Dopo l’adesione a un progetto pilota, promosso dall’associazione europea EASA che riunisce le diverse Autodiscipline, l’Istituto dell’Autodisciplina Pubblicitaria (IAP) ha concluso il primo round di monitoraggio dell’influencer marketing.
L’analisi, realizzata attraverso una piattaforma potenziata da algoritmi di intelligenza artificiale per filtrare migliaia di contenuti e passata al vaglio di un gruppo di lavoro di IAP, evidenzia che il 74% dei contenuti presentava una disclosure corretta, volta a identificarli come tali; il 17% aveva sì una disclosure, ma non inserita in modo corretto perché non adeguata o non immediatamente percepibile; solo il 10% dei contenuti pubblicitari è risultato nettamente in contrasto con il Codice IAP dato che non riportava alcuna disclosure.
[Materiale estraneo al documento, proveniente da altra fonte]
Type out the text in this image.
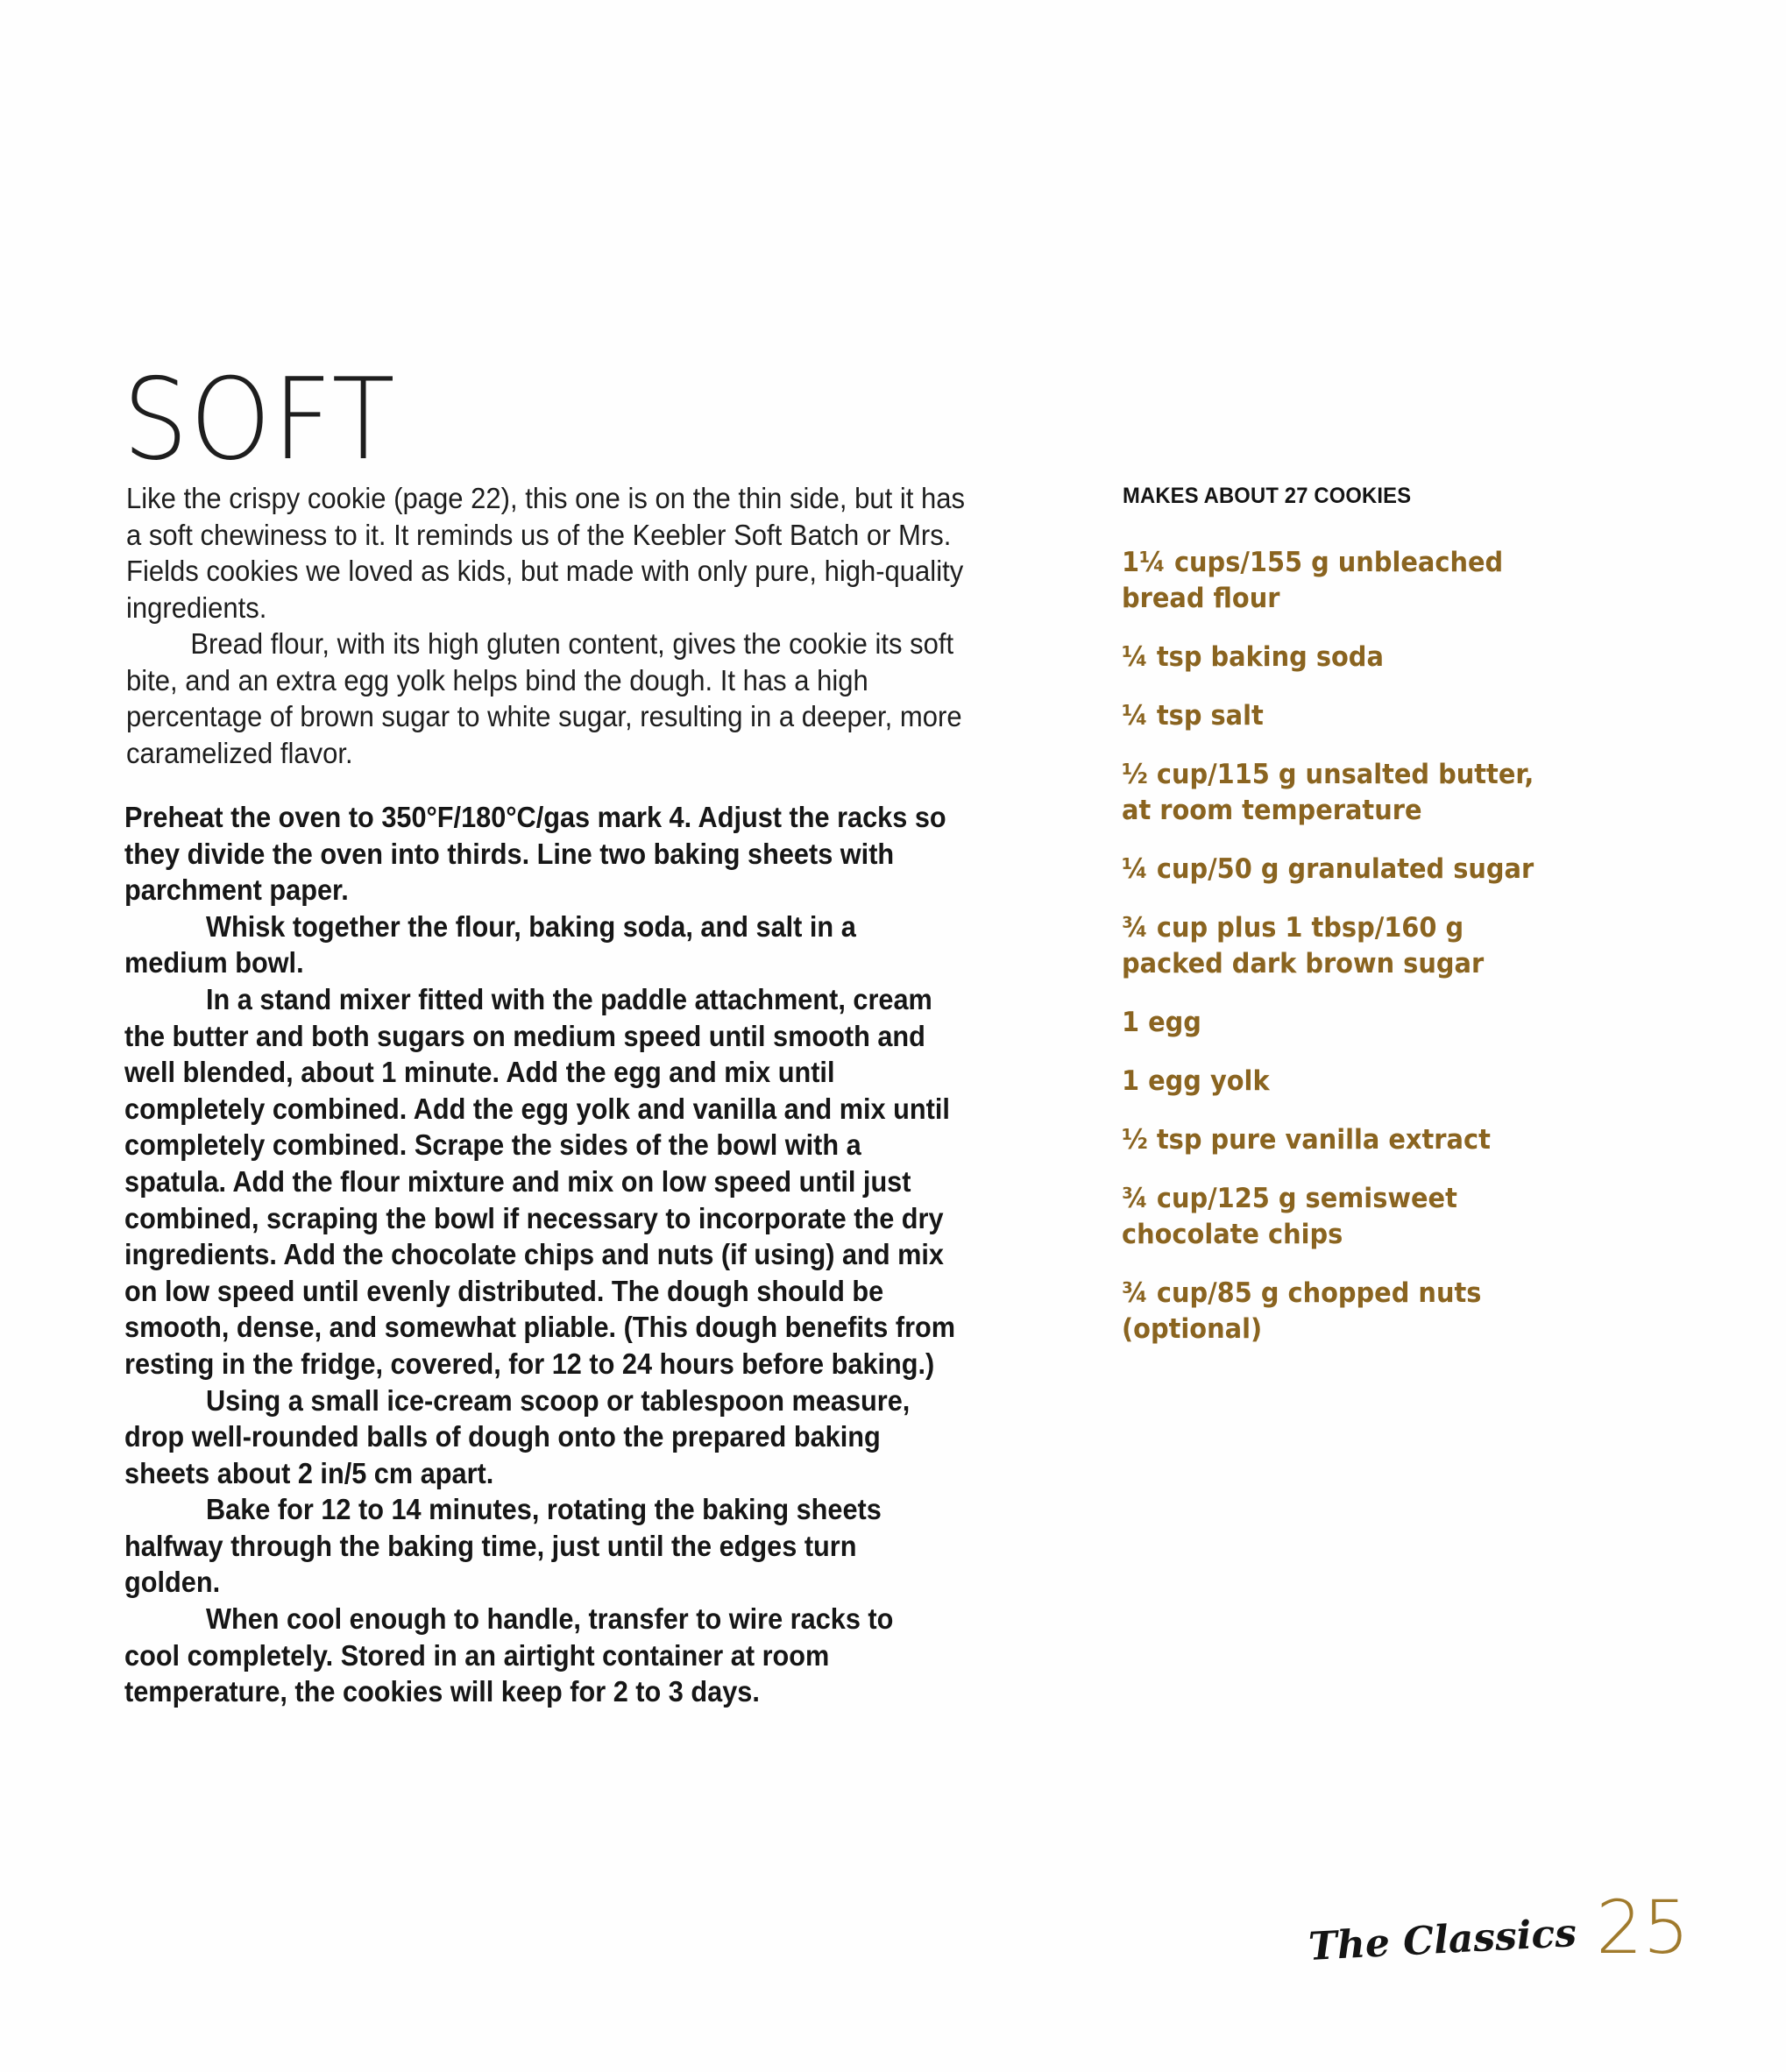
SOFT

Like the crispy cookie (page 22), this one is on the thin side, but it has a soft chewiness to it. It reminds us of the Keebler Soft Batch or Mrs. Fields cookies we loved as kids, but made with only pure, high-quality ingredients.

Bread flour, with its high gluten content, gives the cookie its soft bite, and an extra egg yolk helps bind the dough. It has a high percentage of brown sugar to white sugar, resulting in a deeper, more caramelized flavor.

Preheat the oven to 350°F/180°C/gas mark 4. Adjust the racks so they divide the oven into thirds. Line two baking sheets with parchment paper.

Whisk together the flour, baking soda, and salt in a medium bowl.

In a stand mixer fitted with the paddle attachment, cream the butter and both sugars on medium speed until smooth and well blended, about 1 minute. Add the egg and mix until completely combined. Add the egg yolk and vanilla and mix until completely combined. Scrape the sides of the bowl with a spatula. Add the flour mixture and mix on low speed until just combined, scraping the bowl if necessary to incorporate the dry ingredients. Add the chocolate chips and nuts (if using) and mix on low speed until evenly distributed. The dough should be smooth, dense, and somewhat pliable. (This dough benefits from resting in the fridge, covered, for 12 to 24 hours before baking.)

Using a small ice-cream scoop or tablespoon measure, drop well-rounded balls of dough onto the prepared baking sheets about 2 in/5 cm apart.

Bake for 12 to 14 minutes, rotating the baking sheets halfway through the baking time, just until the edges turn golden.

When cool enough to handle, transfer to wire racks to cool completely. Stored in an airtight container at room temperature, the cookies will keep for 2 to 3 days.

MAKES ABOUT 27 COOKIES
1¼ cups/155 g unbleached bread flour
¼ tsp baking soda
¼ tsp salt
½ cup/115 g unsalted butter, at room temperature
¼ cup/50 g granulated sugar
¾ cup plus 1 tbsp/160 g packed dark brown sugar
1 egg
1 egg yolk
½ tsp pure vanilla extract
¾ cup/125 g semisweet chocolate chips
¾ cup/85 g chopped nuts (optional)
The Classics 25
Si tratta di “spunti di riflessione interessanti”, segnala l’Istituto, anche se il test non ha pretese di assoluta scientificità ed è sperimentale.
La piattaforma dell’EASA ha permesso di prendere in esame una quantità di contenuti che non sarebbe stato possibile verificare senza procedure automatizzate: 4mila contenuti tra post, video, reel, stories; su tre differenti piattaforme, Instagram, Youtube e TikTok; in due diversi segmenti temporali di 1 mese ciascuno; generati da circa 450 creators, suddivisi in 3 categorie per numero di follower.
L’analisi sfata il pregiudizio che l’influencer marketing sia un far west sul piano della trasparenza, tuttavia la percentuale di messaggi scorretti o non ben segnalati suggerisce che c’è ancora da fare, soprattutto sul piano della formazione per meglio padroneggiare gli strumenti di trasparenza.